This issue is due to the fact we hardcode the cloneUri of the maste to be at port 443 which is not the case for old masters.

Mine uses port 9444, we should detect what is the port, not hardcoded it.

Another issue is that older ipa-repica-prepare scripts do not refresh /root/cacert.p12 so the replica will get expired certs (if the master is old and went through one or more cert refreshes) and will fail to clone the CA.

Replying to [comment:3 simo]:

Another issue is that older ipa-repica-prepare scripts do not refresh /root/cacert.p12 so the replica will get expired certs (if the master is old and went through one or more cert refreshes) and will fail to clone the CA.

note: this is fixed in master, so probably this is just a backport for older systems like F18 or RHEL6/CentOS6

Replying to [comment:4 simo]:

Replying to [comment:3 simo]:

Another issue is that older ipa-repica-prepare scripts do not refresh /root/cacert.p12 so the replica will get expired certs (if the master is old and went through one or more cert refreshes) and will fail to clone the CA.

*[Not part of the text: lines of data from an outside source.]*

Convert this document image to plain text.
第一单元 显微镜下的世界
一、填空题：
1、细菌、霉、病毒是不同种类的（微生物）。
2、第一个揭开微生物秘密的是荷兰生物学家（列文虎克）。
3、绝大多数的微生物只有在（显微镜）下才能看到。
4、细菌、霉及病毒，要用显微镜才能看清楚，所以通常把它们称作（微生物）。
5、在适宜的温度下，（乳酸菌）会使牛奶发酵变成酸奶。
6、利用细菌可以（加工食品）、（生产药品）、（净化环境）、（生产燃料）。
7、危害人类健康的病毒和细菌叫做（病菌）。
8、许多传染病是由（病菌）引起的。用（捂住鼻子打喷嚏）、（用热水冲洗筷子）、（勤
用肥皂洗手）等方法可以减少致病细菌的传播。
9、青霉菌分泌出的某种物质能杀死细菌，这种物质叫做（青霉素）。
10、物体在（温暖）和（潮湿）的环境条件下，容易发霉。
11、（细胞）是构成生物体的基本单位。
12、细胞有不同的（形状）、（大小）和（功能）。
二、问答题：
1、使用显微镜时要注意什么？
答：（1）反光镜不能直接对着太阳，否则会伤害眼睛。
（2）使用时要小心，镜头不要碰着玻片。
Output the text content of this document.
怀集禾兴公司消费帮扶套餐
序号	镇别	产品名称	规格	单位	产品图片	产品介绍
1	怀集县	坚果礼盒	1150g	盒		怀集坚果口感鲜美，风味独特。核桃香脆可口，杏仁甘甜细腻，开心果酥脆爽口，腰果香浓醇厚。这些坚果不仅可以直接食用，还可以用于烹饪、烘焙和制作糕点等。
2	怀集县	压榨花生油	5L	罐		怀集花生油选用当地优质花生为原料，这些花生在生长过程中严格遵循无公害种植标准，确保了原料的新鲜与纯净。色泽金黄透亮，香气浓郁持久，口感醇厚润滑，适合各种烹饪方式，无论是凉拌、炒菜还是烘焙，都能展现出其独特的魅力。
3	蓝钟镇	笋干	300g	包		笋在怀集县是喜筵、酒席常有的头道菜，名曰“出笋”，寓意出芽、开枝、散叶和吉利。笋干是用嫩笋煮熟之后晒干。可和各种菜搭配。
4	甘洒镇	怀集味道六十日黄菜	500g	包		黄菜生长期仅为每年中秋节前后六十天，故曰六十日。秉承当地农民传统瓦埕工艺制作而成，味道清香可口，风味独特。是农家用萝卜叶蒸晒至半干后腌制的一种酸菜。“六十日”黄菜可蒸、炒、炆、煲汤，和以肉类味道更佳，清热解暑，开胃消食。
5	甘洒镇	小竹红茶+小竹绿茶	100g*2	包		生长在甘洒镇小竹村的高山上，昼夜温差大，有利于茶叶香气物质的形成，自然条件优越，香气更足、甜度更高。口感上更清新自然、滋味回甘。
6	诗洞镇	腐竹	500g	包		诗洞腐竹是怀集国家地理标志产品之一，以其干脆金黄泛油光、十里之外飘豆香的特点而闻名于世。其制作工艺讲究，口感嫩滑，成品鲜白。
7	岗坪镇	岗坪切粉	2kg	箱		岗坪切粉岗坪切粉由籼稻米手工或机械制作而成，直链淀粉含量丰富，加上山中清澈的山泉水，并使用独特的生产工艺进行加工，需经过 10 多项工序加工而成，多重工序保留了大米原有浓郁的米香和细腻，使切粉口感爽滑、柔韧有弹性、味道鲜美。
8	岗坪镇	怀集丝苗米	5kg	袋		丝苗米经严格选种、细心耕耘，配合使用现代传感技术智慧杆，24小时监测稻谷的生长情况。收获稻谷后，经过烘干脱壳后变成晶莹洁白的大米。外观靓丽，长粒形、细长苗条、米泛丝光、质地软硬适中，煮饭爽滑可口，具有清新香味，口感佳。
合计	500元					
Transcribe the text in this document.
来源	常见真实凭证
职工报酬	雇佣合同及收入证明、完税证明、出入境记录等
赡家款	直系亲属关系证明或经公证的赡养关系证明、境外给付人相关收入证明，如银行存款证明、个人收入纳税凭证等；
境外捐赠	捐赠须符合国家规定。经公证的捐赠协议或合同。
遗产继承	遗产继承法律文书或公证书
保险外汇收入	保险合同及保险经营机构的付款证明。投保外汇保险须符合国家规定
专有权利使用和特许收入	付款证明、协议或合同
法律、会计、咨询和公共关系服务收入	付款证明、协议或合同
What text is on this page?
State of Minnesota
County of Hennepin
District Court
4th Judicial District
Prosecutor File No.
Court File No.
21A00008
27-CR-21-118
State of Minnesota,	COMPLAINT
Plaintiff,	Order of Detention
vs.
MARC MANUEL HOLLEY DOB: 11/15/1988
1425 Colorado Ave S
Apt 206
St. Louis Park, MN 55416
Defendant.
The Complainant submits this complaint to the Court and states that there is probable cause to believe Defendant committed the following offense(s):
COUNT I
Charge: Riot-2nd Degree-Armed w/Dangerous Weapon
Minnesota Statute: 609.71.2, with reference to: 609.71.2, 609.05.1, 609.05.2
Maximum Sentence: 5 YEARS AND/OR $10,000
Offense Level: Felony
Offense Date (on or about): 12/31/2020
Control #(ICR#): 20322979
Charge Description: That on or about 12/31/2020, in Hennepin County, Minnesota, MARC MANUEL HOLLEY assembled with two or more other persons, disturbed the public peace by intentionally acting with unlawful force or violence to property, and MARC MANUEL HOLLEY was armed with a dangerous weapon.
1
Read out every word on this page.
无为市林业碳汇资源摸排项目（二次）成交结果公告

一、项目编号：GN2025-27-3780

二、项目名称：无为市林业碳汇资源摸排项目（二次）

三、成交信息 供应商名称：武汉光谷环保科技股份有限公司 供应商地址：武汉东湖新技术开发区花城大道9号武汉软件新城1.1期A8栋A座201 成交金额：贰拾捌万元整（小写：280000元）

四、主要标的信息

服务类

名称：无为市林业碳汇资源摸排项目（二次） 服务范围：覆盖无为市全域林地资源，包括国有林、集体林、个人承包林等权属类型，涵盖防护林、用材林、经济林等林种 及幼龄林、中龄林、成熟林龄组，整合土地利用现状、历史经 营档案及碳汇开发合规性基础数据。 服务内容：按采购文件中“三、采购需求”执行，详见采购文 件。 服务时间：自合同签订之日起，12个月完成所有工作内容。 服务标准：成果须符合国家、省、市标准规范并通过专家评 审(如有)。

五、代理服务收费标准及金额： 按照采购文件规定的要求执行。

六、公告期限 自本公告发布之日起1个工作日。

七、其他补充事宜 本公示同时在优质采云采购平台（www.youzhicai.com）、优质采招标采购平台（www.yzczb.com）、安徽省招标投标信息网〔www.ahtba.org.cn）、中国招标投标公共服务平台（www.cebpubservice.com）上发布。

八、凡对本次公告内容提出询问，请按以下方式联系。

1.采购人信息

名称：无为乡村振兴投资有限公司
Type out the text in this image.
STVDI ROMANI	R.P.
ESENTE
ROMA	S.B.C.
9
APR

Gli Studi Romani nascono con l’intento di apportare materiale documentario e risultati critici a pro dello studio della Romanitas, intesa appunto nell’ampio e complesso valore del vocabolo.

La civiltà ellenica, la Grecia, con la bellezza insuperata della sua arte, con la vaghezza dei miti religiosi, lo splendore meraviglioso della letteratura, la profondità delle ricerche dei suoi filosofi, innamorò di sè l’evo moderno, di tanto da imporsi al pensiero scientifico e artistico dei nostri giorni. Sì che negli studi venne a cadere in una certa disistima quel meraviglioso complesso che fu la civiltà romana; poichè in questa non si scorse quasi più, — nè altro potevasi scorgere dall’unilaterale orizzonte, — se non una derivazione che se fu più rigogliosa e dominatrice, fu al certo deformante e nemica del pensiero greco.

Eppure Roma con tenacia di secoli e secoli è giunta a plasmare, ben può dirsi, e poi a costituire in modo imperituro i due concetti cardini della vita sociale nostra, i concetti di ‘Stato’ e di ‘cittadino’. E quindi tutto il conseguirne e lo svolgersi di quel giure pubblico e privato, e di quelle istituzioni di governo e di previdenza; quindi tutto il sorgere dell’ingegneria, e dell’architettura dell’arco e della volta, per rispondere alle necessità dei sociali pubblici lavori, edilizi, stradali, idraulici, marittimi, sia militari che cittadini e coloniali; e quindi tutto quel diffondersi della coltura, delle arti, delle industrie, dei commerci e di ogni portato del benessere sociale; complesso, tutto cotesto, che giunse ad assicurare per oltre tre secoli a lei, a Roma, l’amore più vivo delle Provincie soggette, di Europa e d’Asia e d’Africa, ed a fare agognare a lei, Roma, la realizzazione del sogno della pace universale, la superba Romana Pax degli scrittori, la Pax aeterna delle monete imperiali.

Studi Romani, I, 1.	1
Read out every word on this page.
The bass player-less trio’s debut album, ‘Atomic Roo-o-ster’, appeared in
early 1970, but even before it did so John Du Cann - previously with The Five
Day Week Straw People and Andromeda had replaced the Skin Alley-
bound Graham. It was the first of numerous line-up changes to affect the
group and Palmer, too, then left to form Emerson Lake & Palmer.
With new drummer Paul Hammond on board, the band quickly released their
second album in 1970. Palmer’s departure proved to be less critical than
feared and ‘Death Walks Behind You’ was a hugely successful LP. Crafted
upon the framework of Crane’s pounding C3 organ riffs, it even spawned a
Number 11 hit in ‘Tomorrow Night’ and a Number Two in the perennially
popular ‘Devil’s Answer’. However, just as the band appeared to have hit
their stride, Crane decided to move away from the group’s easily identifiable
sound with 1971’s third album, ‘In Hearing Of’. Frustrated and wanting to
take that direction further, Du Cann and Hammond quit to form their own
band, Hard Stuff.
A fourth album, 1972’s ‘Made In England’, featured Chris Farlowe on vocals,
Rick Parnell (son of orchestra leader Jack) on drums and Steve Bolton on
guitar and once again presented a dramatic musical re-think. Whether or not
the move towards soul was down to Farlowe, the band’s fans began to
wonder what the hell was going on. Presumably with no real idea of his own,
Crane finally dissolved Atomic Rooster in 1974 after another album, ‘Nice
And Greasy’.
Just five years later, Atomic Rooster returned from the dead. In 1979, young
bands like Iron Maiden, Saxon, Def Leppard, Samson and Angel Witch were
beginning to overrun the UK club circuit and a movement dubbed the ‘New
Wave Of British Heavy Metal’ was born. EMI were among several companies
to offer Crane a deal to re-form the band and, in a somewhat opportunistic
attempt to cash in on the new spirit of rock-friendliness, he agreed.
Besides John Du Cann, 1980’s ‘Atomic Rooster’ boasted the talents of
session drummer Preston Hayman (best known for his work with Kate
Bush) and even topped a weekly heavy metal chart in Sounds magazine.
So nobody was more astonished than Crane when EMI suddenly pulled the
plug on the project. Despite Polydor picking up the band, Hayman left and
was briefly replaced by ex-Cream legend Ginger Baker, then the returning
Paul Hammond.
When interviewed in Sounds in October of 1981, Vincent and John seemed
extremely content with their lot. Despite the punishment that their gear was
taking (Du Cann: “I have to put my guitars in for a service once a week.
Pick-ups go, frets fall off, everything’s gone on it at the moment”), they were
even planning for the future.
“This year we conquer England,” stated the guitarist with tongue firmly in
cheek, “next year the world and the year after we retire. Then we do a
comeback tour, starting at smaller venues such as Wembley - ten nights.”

note: this is fixed in master, so probably this is just a backport for older systems like F18 or RHEL6/CentOS6

But note that the master code does not check what alias database it should use so a direct port would fail, as new dogtag instances use /etc/pki/pki-tomcat/* paths but old ones used /etc/pki-ca and /var/lib/pki-cad/alias ...

note: this is fixed in master, so probably this is just a backport for older systems like F18 or RHEL6/CentOS6

Do we know which patch fixes it and what release it was introduced in? May be it is already fixed in RHEL6.5. Can we check?

I think we are diving too deep in what to fix. I do not plan to do any new FreeIPA 3.0.x build, I think we just need to fix FreeIPA 3.3.4 to be able to be created as a replica of F18 FreeIPA and prepare a procedure/help to hotfix old FreeIPA so that the migration can continue.

Replying to [comment:6 dpal]:

note: this is fixed in master, so probably this is just a backport for older systems like F18 or RHEL6/CentOS6

Do we know which patch fixes it and what release it was introduced in? May be it is already fixed in RHEL6.5. Can we check?

We can. Simo, what patch exactly do you mean by "this"?

I think the only related documentation to updating /root/cacert.p12 is this howto.

We discussed this ticket in yesterday's devel meeting and scoped this ticket. Follows list of all identified issues and proposed actions:

• Old IPA server proxy is missing: Simo to add the proxy in his old F18 instance so that new instance can connect to port 443, ideally document the process
• /root/cacert.p12 was not updated andhad old, expired certs in it: Simo to use following guide to refresh the cert: http://www.freeipa.org/page/Howto/Change_Directory_Manager_Password
• ipa-replica-conncheck does not check the right port - this is something we need to fix in 3.3.x - ticket #4240 created.

It would be also beneficial to document the list of all workarounds needed for replicating from old masters to new FreeIPA master, potentially extend the Troubleshooting page.

Lowering the priority to critical as the only identified issue we want to fix ipa-replica-conncheck.

We also found that second F20 replica with CA may not be installed due to missing D9 database migration: #4243.

#4240 was fixed:

master:

• bd1df14 Fix ipa.service restart

ipa-3-3:

• fcb2cd4 Fix ipa.service restart

This addresses the last TODO item identified in comment:9. Closing the ticket.